May 24, 2018
Dr. Jack Graham
Senior Pastor
Prestonwood Baptist Church
6801 Park Blvd.
Plano, TX 75093
Dear Pastor:
It has been some years since we last visited on the phone, and even longer since we had a chance to visit in person. This time and distance have not diminished my great respect and appreciation for your consistent kindness to me, your graciousness when we have disagreed, and your steadfast Christian character. I shall not soon forget the night I met your precious wife, Deb, in the bookstore of Prestonwood Baptist Church. She is a treasure to your ministry, and your ministry a treasure to the Southern Baptist Convention and the greater cause of the Gospel.

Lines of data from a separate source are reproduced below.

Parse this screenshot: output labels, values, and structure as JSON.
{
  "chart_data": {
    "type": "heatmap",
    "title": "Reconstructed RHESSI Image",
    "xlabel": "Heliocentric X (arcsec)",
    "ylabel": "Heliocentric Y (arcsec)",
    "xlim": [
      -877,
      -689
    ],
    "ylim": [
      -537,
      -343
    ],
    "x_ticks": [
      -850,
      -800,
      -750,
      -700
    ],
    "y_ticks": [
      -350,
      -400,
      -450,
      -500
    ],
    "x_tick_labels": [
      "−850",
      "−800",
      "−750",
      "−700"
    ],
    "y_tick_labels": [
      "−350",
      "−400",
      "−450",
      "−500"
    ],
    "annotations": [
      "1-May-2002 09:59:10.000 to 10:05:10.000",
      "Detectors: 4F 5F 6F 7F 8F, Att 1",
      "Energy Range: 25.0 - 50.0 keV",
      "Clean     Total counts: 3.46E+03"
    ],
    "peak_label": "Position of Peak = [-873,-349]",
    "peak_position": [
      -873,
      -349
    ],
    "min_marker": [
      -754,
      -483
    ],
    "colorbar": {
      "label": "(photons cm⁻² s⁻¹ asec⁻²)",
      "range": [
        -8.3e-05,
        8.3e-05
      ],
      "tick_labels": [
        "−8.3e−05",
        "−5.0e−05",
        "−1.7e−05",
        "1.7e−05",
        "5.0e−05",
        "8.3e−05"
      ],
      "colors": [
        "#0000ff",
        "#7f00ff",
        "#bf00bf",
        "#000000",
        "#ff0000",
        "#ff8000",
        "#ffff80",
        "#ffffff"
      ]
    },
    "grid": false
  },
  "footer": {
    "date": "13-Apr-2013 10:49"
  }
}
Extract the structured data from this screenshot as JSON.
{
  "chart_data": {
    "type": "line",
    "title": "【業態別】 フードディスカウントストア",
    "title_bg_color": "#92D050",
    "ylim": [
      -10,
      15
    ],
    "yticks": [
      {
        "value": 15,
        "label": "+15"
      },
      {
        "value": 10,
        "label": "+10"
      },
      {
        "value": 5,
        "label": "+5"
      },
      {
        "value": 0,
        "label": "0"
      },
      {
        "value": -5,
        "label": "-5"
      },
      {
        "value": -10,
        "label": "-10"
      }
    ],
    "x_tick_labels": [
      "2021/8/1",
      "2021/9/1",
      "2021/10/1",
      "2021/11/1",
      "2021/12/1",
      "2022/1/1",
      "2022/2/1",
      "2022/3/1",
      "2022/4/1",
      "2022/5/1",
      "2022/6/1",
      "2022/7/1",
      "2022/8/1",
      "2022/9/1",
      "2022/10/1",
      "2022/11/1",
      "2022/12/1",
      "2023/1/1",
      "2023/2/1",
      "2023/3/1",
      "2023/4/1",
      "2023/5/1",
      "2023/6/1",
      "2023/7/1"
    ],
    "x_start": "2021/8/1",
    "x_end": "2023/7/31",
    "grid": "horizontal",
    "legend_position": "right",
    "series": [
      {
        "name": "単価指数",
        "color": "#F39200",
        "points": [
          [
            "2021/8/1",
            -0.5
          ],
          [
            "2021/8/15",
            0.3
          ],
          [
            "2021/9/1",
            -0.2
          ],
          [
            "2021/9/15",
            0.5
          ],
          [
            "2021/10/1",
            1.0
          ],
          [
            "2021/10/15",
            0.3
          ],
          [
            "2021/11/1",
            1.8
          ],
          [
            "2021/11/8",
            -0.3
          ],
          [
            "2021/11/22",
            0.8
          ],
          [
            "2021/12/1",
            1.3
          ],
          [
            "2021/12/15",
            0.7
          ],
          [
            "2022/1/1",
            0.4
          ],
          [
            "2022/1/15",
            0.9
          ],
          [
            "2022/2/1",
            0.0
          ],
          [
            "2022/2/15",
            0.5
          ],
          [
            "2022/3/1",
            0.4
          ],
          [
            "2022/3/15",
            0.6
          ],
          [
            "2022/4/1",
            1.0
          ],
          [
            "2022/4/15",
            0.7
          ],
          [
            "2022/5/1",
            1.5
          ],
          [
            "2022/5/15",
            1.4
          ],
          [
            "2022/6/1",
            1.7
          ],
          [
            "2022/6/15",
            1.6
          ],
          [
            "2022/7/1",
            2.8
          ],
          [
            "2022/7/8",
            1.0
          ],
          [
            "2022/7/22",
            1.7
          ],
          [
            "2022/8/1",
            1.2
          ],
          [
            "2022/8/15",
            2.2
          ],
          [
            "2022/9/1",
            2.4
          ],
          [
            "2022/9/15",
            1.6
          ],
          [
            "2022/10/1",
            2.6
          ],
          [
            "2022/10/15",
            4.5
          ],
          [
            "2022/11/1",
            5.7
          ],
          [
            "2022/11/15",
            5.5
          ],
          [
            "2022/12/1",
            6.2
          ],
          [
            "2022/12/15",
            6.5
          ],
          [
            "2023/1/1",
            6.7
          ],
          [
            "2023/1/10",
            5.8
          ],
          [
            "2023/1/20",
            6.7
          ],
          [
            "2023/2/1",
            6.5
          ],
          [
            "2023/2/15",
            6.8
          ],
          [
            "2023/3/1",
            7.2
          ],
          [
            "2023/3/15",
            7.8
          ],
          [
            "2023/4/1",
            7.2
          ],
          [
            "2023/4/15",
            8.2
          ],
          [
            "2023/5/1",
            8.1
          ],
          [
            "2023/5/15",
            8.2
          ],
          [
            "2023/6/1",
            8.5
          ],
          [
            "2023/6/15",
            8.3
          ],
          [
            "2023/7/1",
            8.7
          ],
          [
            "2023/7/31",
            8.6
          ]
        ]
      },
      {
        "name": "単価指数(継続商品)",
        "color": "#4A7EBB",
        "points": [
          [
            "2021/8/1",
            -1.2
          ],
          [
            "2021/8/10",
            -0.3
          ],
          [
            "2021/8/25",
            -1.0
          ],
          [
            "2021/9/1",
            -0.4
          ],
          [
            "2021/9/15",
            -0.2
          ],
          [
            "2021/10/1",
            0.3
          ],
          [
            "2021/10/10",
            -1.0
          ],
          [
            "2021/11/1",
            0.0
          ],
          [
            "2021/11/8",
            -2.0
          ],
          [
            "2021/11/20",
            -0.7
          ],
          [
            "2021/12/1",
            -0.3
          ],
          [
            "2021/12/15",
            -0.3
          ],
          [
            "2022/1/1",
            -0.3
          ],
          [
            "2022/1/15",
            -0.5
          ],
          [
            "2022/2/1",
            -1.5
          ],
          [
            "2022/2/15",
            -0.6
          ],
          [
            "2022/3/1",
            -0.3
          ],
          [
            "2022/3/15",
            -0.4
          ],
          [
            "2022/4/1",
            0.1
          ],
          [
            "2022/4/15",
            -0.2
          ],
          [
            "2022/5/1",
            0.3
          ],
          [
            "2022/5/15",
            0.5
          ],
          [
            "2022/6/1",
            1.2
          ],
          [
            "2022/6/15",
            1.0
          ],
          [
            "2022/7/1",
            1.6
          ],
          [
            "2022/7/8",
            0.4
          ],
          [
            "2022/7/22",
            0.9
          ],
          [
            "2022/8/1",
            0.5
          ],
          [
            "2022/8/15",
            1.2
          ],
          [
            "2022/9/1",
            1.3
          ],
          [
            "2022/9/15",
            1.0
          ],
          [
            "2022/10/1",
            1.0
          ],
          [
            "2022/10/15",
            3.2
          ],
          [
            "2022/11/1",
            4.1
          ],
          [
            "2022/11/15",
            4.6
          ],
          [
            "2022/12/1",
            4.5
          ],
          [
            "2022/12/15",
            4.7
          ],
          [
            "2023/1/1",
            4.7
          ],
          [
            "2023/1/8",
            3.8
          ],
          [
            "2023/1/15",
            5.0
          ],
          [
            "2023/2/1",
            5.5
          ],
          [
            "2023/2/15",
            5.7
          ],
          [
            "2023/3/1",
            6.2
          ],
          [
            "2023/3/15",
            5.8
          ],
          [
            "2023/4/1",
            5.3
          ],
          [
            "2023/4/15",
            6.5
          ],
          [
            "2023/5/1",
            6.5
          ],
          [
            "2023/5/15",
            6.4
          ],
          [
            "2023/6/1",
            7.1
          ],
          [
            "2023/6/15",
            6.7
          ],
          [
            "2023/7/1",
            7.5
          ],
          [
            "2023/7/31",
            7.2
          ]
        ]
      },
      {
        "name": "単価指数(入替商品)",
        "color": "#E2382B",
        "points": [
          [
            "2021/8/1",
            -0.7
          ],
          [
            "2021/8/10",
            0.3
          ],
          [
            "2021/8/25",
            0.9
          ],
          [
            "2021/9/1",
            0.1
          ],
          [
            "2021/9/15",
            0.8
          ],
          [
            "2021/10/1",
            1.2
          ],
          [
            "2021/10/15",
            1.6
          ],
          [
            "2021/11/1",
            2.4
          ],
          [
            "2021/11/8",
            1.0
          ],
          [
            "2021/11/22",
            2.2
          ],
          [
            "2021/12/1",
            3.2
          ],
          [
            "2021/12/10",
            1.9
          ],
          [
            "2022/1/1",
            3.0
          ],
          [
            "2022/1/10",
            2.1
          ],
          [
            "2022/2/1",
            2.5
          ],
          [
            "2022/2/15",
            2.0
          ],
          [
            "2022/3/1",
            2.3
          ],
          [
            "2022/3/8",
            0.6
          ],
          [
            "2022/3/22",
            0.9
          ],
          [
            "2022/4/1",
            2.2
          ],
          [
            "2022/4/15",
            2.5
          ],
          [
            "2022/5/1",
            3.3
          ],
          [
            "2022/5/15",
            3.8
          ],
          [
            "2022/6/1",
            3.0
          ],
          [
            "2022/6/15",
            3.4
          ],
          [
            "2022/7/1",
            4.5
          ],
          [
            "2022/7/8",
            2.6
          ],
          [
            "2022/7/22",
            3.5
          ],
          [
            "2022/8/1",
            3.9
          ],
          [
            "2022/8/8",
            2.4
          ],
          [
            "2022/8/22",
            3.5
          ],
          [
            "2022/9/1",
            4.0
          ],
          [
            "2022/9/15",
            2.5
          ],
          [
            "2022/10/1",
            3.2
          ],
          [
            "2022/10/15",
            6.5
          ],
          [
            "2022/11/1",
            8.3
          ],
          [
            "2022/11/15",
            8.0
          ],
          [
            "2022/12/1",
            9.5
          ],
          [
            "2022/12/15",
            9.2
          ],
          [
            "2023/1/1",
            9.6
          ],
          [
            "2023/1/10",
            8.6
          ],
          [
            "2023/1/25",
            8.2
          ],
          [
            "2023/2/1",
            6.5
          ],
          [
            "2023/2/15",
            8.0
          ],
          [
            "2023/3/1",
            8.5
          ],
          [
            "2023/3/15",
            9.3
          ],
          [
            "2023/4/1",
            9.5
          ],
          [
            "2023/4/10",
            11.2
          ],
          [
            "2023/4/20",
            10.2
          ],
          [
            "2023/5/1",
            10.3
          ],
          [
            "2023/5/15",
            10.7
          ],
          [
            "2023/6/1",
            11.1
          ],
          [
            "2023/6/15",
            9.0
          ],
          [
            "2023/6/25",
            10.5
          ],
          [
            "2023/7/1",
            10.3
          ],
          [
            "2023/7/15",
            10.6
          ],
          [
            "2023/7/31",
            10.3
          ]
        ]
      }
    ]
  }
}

It is with sincere anguish of soul, therefore, that I am compelled to write this present letter. For weeks, I have agonized over the growing sense the words that follow herein are both necessary and beneficial for you. It may be presumptuous of me to believe that they could sow seeds of righteousness in your own heart; and it is not without evidence of the many motes in my own eye that I now struggle to find the right words to identify potential splinters in your own.
Beyond that, I’m trying my very best to obey the pastoral commands of Paul: “Do not rebuke an older man harshly, but exhort him as a father.” Having lost my own father when I was thirteen years old, I confess the absence of that perduring filiation has confounded my judgment on more occasions that I can recount. So I ask your forgiveness should my approach in this matter seem clumsy, or my words imprecise, or my tone harsh.
In February 2017, I learned that you led Prestonwood Baptist Church to consider making “major changes” to your support of the Cooperative Program of the Southern Baptist Convention. The reason for your action was clear: a perceived “disrespectfulness” on the part of the ERLC President Russell Moore toward “Southern Baptists and other evangelical leaders, past and present.”
Prestonwood’s executive pastor amplified the church’s position further: “various significant positions taken by the leadership of the Ethics and Religious Liberty Commission that do not reflect the beliefs and values of many in the Southern Baptist Convention.”
By taking this temporary action, Prestonwood withheld as much as $1 million in Cooperative Program support. That translates to nearly $250,000 in lost revenue for the International Mission Board at a time when missionaries were being recalled because of reduced revenues. Thankfully, this decision was reversed within a few months, and Prestonwood resumed support of the Cooperative Program without designation.
The message was clear. When a Southern Baptist Convention entity and its leader make public statements and take “significant positions” that are in conflict with the “beliefs and values” of Prestonwood Baptist Church, you will apply a tourniquet to your church’s mission funding stream to negotiate a course correction.
The present crisis at your alma mater, Southwestern Baptist Theological Seminary may, in fact, constitute “significant action.” Moreover, the statements of its erstwhile president regarding spousal abuse and the sexual objectification of minors may be construed as “disrespectful” of women. The trustees of that institution have elevated — rather than removed — the man charged with these offenses.
More than 24 years ago, you were outspoken in your disagreement with the Southwestern Board of Trustees. Your public silence during this present conflict is both evident and discouraging.
I am sympathetic with your pastoral caution to get involved in this matter. Following the tenure and tumultuous departure of a highly-respected Prestonwood pastor with a history of a sexual improprieties could make any minister think twice before addressing such matters. Moreover, I recognize past critics have attacked your character and commitment to justice for sex offenders with aggressive, unyielding scorn.
But I must ask you, pastor, do the statements and actions of a respected Southern Baptist leader about the immorality of the President of the United States reach a higher level of evangelical concern than the mistreatment of women and children?
Does the alleged coverup of rape not rise to a similar level of corrective action?
The evidently disproportionate response that you have given to each of these matters is confusing. Have Southern Baptists come to a place where public disagreement with a Republican candidate for president is of greater concern than the abuse of women, the sexualization of minors, and the perversion of complementarian theology to substantiate the same?
Pastor and friend, I beg you to consider how this incongruity undermines the Gospel and the effort of Southern Baptists to make Christ known among the nations.
I remain, as always, a younger brother grateful for your courage in the past and your leadership in the present.